Warum ein Totschlag schon etwas mit dem Kirchgang zu tun hat …

In diesem Brief macht sich Pfarrer Martin Gedanken über die heute oft fehlende Sozialisierung in Gruppen in der Kindheit und welchen Unterschied das für das spätere Zusammenleben ergeben kann.


Ich schreibe hier als ein Pfarrer einer katholischen Pfarrgemeinde. Das Glück war mit mir: In einer katholischen Familie aufgewachsen, habe ich den christlichen Glauben und die Kirche positiv erlebt. Der notwendige Kirchgang als Kind hat mir beigebracht, dass von nichts nix kommt. Dass der Glaube an Gott dann in mir wächst, wenn ich ihm Zeit schenke.

Als Jugendliche haben wir in den Jugendstunden alle Themen dieser Welt besprochen: die Todesstrafe, Suizid, Abtreibung, Atomenergie und Atomwaffen, Entwicklungshilfe für die Dritte-Welt-Länder. Wir waren oft gemeinsam unterwegs, sind zum Konzentrationslager in den Nachbarort geradelt, haben Fair-Trade-Produkte eingekauft und verkauft, haben uns im Kino „Steiner – das eiserne Kreuz“ angesehen. In der Jugendgruppe haben sich einige ineinander verliebt; andere haben einander nicht ausstehen können; es gab Ärger und Begeisterung, Neid und Gelassenheit, Dienst und Geltungssucht. In allem aber waren wir die Jugend der Pfarrgemeinde, darum gingen wir sonntags in die Kirche und zu Ostern zur Beichte.

Später bin ich selber Pfarrer geworden und ich habe das große Glück, dass es Jungschar und Jugendgruppen in der Pfarre gibt. Was ich beobachte: Die Kinder lernen, ihr Ego zurückzustellen. sie lernen es nicht von sich aus. Die Gruppe fordert es ein. Die Kinder untereinander korrigieren sich. Spätestens in der Jugendgruppe wird ausgesprochen: Du kannst dich nicht gehen lassen, du kannst deinen Emotionen nicht freien Lauf lassen. Deine Freiheit hört auf, wo der Mitmensch eingeschränkt wird.

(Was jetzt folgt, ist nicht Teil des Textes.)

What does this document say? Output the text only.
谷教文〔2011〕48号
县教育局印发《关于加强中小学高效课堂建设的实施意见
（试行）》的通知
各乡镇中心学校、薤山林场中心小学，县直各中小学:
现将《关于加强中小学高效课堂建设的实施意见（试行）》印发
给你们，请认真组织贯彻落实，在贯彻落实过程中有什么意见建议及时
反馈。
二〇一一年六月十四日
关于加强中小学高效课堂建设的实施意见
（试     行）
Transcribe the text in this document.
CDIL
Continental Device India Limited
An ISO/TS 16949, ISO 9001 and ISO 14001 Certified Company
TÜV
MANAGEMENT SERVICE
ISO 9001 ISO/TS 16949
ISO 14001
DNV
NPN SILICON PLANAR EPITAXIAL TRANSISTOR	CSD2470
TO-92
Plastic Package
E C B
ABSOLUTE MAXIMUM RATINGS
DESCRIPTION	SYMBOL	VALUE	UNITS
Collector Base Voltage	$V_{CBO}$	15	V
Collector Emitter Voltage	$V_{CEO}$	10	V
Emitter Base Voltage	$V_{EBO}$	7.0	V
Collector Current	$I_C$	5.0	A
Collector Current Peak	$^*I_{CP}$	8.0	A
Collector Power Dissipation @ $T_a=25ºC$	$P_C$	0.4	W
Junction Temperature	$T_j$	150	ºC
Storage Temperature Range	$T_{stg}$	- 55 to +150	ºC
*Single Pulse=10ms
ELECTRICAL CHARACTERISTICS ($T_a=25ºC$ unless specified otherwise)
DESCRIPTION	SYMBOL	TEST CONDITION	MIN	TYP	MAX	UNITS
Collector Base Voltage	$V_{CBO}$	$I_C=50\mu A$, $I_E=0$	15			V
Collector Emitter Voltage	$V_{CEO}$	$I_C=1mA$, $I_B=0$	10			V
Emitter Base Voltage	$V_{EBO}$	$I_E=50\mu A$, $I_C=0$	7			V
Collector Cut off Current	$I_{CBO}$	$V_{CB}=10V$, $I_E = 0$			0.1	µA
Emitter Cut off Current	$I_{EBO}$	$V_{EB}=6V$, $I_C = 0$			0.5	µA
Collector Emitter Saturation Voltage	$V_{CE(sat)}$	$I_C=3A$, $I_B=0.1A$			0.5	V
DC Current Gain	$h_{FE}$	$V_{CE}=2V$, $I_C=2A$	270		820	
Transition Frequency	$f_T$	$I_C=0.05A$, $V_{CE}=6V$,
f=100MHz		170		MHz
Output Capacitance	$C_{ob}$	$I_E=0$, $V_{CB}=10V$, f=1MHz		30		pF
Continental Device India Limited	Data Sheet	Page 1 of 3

Heute kann man es gut benennen und sagt, dass es eine Frustrationstoleranz braucht. Der Mensch „muss“ lernen, seine innere Energie in den Griff zu bekommen, zu steuern. Den guten Umgang damit nennt man dann „Sozialkompetenz“. Jede christliche Pfarrgemeinde ist ein Übungsfeld dafür. Das Miteinander von Jung und Alt; das Helfen, auch wenn die eigene Freizeit weniger wird; das Bemühen um einen freundlichen Umgangston.

Ohne Einübung kein Ergebnis. Wenn es im Leben hart auf hart kommt; wenn Fehler gemacht werden, wenn „man aus der Haut fahren möchte“, dann bewährt sich das Eingeübte. Dann ist innere Kraft da. Sie hat aber eine Quelle, die nicht menschengemacht ist. Sie hat Gott als Kern. Dieser Glaube hält mir die Hand zurück, wenn ich zuschlagen möchte. Diese Gewissheit des Glaubens streckt meine Hand aus, wenn jemand Hilfe braucht.

Wenn ich in der Zeitung lese: „Mann erschlägt Frau aus Eifersucht; Ex-Partner bedroht Familie; Familie verklagt sich gegenseitig wegen Erbe“, dann kommen mir die Jungscharstunden in den Sinn. Innerlich danke ich den vielen Ehrenamtlichen, die sich mühen mit Kindern und Jugendlichen christliche Lösungen für Konflikte zu entwerfen und die ihnen beibringen, die Frustrationstoleranz höher zu schrauben. Alleine und aus eigener Kraft ist das nicht zu schaffen. Ohne die Hilfe von oben geht das nicht. Darum gehört zum Spiel in der Gruppe auch der Kirchgang.